Zero-Instrumentation Observability with eBPF

·9 min read
eBPFObservability

Instrumenting every service in a distributed system is expensive and fragile. Libraries drift out of date, different languages need different SDKs, and some services can't be modified at all. eBPF offers a compelling alternative: attach probes to kernel and userspace events, and collect telemetry without touching a single line of application code.

How eBPF works

eBPF programs are small, sandboxed programs that run in the Linux kernel. They're verified for safety — no infinite loops, no out-of-bounds memory access — and JIT-compiled to native instructions. You attach them to hooks: kprobes for kernel functions, uprobes for userspace functions, tracepoints for static kernel instrumentation points, and more.

Created snippet.c
+29
+// eBPF program that counts TCP connections by destination port
+#include <linux/bpf.h>
+#include <bpf/bpf_helpers.h>
+
+struct {
+ __uint(type, BPF_MAP_TYPE_HASH);
+ __uint(max_entries, 1024);
+ __type(key, u16); // destination port
+ __type(value, u64); // count
+} tcp_conn_count SEC(".maps");
+
+SEC("kprobe/tcp_v4_connect")
+int trace_tcp_connect(struct pt_regs *ctx) {
+ // The sock pointer is the first argument
+ struct sock *sk = (struct sock *)PT_REGS_PARM1(ctx);
+ u16 dport = sk->__sk_common.skc_dport;
+ dport = __builtin_bswap16(dport); // network to host byte order
+
+ u64 *count = bpf_map_lookup_elem(&tcp_conn_count, &dport);
+ if (count) {
+ __sync_fetch_and_add(count, 1);
+ } else {
+ u64 init = 1;
+ bpf_map_update_elem(&tcp_conn_count, &dport, &init, BPF_ANY);
+ }
+ return 0;
+}
+
+char LICENSE[] SEC("license") = "GPL";

HTTP tracing without touching the application

For HTTP services, the most valuable signal is the request-response lifecycle: method, path, status code, latency. With eBPF, you can attach uprobes to common HTTP library functions — Go's net/http, Python's WSGI, Node's HTTP parser — and extract the same data without an SDK.

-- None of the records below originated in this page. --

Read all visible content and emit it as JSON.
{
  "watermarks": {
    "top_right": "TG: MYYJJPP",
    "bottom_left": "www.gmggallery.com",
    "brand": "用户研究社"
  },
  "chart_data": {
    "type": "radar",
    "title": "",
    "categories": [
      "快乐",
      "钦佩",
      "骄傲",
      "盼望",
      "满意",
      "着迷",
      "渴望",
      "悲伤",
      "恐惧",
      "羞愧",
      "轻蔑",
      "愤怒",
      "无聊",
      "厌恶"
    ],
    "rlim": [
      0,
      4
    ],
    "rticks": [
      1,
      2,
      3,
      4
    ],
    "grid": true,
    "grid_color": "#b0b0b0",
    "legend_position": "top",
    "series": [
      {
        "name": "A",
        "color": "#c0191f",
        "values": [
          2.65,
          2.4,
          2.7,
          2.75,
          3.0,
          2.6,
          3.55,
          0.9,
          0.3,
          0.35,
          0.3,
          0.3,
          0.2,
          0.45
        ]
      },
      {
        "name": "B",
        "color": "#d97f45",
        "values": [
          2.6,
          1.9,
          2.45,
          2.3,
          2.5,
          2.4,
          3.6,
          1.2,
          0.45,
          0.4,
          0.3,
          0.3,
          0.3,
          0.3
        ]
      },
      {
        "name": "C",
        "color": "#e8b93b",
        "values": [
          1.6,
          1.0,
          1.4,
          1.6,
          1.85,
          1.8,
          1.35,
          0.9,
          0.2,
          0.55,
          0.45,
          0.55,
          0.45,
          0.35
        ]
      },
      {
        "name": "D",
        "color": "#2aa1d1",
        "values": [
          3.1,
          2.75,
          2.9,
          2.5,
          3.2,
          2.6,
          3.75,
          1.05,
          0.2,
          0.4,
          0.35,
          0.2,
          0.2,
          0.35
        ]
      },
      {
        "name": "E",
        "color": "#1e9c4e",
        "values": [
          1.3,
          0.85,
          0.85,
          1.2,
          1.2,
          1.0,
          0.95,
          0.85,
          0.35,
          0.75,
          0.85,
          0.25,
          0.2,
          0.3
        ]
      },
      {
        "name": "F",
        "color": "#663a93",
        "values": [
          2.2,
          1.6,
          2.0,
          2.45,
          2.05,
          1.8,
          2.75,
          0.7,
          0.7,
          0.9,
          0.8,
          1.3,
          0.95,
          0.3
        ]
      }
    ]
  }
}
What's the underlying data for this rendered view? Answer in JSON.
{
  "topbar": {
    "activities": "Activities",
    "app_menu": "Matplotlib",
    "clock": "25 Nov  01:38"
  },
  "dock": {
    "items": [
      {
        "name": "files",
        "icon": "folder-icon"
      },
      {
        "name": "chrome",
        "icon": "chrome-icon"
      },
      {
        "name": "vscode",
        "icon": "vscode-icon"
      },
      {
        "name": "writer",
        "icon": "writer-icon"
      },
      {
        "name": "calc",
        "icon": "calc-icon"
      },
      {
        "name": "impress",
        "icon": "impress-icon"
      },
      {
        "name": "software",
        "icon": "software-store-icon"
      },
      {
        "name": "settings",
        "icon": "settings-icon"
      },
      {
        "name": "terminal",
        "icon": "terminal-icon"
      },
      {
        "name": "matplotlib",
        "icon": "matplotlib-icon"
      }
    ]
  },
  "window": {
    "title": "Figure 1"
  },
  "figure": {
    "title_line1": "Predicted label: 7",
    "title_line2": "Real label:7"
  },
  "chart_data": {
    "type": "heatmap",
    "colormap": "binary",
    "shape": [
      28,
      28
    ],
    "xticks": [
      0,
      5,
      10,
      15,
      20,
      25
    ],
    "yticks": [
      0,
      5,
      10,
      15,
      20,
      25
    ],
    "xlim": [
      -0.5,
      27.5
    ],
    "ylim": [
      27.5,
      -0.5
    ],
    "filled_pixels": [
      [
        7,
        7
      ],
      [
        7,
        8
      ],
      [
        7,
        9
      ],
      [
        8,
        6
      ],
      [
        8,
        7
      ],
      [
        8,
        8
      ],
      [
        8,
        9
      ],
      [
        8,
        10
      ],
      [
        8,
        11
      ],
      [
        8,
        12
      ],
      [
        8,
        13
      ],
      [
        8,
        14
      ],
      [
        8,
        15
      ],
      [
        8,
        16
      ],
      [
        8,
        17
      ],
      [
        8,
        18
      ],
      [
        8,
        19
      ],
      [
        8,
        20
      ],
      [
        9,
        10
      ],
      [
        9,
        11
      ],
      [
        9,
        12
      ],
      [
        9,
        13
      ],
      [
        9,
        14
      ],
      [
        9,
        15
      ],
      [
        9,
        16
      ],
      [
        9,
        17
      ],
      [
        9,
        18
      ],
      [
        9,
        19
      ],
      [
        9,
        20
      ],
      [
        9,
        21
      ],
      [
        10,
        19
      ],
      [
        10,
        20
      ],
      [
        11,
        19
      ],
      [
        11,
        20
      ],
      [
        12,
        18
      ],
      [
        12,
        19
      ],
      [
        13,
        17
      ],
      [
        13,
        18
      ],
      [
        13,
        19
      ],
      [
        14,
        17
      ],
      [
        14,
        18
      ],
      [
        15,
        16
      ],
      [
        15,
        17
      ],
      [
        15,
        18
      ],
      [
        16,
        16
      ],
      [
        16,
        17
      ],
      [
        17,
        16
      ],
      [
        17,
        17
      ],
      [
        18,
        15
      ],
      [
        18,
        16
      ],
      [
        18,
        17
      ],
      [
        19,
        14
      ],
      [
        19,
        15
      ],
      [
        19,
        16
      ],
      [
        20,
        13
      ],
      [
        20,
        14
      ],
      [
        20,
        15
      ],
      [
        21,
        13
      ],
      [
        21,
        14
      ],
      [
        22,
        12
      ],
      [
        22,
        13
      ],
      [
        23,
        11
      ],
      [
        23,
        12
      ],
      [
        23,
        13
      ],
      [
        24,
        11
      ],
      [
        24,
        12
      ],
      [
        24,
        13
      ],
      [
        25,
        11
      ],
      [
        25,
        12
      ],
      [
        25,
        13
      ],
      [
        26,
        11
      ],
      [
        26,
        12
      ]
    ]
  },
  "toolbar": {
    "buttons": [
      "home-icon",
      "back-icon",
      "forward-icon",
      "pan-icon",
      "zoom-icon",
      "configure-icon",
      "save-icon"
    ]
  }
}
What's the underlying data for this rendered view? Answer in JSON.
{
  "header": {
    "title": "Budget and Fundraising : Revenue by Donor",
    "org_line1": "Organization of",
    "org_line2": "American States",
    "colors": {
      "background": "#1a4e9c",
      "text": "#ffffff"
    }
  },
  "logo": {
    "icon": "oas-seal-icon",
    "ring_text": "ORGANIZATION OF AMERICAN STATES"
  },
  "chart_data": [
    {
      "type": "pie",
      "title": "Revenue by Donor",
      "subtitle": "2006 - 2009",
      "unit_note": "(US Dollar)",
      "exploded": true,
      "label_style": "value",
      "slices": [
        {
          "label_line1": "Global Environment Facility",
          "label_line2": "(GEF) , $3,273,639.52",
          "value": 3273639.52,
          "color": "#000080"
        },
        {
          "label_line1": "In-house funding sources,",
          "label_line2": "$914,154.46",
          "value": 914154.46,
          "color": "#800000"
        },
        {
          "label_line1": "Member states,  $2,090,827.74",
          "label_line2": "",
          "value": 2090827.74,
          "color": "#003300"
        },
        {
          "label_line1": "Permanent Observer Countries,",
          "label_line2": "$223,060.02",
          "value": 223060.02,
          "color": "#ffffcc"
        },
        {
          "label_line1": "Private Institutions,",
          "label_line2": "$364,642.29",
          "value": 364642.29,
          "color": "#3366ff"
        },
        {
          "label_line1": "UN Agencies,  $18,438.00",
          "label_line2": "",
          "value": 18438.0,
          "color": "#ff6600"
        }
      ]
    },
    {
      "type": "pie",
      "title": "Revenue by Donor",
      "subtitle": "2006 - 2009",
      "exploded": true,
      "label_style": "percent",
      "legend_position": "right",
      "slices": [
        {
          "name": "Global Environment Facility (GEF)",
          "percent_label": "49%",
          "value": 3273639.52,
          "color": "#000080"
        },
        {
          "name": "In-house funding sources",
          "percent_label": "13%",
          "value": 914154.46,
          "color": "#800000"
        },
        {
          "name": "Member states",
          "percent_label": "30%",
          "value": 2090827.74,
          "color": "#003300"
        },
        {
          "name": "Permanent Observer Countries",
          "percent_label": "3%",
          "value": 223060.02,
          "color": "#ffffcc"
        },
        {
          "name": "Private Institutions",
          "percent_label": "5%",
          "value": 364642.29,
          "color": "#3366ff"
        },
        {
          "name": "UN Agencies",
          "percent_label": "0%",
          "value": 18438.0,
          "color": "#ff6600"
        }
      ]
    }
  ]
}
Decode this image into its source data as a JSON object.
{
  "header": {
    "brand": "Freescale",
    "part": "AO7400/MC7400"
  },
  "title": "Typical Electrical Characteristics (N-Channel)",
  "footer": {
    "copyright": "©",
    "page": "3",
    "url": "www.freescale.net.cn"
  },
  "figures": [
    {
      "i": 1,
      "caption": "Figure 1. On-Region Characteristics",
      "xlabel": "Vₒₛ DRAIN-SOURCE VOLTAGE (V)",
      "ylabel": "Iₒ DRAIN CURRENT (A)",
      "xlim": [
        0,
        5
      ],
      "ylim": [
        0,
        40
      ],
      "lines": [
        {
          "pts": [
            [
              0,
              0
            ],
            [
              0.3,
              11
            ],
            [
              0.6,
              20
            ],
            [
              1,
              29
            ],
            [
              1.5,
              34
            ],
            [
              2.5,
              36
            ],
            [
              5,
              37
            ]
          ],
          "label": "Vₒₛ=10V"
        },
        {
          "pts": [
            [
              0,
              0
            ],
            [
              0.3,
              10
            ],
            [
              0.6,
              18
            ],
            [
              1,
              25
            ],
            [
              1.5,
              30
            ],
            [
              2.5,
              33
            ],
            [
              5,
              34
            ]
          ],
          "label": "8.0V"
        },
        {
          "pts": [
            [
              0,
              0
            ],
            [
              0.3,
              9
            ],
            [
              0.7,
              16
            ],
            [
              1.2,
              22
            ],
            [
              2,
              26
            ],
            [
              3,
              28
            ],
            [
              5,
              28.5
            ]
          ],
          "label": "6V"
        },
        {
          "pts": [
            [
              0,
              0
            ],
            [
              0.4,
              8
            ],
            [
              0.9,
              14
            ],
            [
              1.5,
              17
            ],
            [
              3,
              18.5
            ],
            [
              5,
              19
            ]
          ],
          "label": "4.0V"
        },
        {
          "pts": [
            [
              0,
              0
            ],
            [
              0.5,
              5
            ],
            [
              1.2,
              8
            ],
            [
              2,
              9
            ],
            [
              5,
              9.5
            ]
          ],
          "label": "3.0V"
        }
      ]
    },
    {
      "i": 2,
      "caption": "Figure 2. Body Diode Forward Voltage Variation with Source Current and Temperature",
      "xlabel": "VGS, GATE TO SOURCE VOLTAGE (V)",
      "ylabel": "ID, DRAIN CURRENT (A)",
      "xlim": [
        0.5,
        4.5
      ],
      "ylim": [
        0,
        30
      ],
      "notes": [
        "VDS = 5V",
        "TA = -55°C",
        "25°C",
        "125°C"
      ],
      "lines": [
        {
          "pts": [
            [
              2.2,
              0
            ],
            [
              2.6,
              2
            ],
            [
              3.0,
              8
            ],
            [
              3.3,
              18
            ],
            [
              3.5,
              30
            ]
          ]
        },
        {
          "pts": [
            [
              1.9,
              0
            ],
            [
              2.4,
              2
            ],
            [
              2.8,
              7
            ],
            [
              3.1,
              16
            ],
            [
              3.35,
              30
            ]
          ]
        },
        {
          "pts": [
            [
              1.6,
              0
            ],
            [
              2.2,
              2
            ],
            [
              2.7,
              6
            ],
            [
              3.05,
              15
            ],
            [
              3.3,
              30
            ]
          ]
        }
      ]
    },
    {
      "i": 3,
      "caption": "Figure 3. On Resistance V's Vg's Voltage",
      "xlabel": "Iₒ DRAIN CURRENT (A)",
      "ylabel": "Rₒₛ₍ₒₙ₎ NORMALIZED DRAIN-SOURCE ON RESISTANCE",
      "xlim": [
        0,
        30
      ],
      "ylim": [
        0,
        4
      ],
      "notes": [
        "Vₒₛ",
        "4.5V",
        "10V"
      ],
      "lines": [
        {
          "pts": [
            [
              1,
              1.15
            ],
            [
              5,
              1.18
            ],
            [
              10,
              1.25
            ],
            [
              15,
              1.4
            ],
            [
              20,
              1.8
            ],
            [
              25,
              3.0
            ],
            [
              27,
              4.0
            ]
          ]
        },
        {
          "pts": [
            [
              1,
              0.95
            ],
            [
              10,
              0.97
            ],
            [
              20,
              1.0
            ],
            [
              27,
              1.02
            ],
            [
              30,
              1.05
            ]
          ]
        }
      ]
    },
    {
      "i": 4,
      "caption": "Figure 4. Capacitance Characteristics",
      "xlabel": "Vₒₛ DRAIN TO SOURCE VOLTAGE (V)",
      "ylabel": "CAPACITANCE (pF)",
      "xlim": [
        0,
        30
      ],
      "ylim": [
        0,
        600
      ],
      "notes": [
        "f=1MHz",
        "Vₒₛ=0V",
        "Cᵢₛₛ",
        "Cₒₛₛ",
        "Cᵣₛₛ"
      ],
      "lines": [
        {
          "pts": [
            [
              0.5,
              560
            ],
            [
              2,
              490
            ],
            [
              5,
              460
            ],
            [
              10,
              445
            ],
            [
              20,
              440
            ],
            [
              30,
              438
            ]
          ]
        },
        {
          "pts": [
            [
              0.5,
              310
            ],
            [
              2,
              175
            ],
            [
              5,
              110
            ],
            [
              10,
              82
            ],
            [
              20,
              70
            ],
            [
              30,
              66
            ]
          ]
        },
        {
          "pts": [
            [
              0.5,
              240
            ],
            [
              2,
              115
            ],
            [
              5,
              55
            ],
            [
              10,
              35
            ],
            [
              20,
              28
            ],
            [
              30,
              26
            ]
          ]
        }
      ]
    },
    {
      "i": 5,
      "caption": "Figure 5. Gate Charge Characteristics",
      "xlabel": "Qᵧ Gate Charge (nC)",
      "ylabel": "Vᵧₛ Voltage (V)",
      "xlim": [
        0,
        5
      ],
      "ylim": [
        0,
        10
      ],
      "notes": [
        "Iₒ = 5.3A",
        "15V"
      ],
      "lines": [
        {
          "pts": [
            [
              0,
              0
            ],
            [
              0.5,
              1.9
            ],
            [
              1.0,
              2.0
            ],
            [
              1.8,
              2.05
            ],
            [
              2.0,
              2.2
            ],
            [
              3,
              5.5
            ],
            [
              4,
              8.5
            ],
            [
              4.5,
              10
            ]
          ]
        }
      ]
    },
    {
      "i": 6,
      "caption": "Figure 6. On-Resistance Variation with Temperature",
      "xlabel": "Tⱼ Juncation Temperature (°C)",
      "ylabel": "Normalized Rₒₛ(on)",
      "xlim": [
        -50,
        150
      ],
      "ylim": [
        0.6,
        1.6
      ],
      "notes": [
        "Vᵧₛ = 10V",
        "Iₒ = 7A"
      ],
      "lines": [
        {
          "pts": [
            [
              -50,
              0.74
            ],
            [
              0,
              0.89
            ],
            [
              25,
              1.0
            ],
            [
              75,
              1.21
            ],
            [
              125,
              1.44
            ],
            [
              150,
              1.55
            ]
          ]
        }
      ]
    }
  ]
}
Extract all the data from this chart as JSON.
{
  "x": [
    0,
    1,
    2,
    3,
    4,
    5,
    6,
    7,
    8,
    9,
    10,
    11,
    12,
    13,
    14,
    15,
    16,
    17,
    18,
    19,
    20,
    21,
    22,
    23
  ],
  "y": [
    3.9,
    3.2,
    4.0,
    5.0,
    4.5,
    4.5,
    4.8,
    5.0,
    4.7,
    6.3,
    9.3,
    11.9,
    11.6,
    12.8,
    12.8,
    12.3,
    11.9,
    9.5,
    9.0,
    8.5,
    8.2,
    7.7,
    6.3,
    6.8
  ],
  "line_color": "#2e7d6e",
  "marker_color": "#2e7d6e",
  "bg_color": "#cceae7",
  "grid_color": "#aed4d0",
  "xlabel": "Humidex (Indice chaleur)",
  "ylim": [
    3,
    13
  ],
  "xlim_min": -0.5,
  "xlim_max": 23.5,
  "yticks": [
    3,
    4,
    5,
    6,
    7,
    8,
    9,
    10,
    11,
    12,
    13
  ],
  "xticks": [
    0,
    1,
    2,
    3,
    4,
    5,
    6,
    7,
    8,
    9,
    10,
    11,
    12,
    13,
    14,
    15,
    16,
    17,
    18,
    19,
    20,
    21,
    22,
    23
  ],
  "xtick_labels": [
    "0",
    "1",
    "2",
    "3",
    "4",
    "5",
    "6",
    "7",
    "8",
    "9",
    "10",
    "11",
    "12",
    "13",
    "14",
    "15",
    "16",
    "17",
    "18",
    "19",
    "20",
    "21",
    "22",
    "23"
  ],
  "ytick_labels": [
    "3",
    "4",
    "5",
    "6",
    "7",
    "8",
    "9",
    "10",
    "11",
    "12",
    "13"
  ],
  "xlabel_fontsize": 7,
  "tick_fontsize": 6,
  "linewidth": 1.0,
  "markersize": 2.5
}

The approach is to probe the function that writes the response header. At that point, the request is parsed and the status code is known. You read the request data from the socket buffer or from function arguments, compute latency from a timestamp saved when the connection was accepted, and emit the span to a userspace collector via a BPF ring buffer.

The limitations

eBPF observability isn't a complete replacement for application-level instrumentation. Internal function spans, business-logic metrics, and structured log events still need SDKs. eBPF excels at the system boundary: network calls, disk I/O, scheduling latency, memory allocation patterns. The best observability strategy layers eBPF for infrastructure signals with lightweight SDKs for application-specific telemetry.

Getting started

The tooling ecosystem has matured significantly. libbpf and its Rust bindings provide a safe, high-level interface for writing BPF programs. Projects like Cilium's Tetragon and Pixie give you production-ready eBPF observability without writing kernel code yourself. If you're responsible for a fleet of services and want better observability without touching every codebase, eBPF is worth the investment.

We deployed eBPF-based HTTP tracing across 200 services and got useful latency and error-rate data within a day — no code changes, no redeploys. That kind of velocity is hard to beat with traditional instrumentation.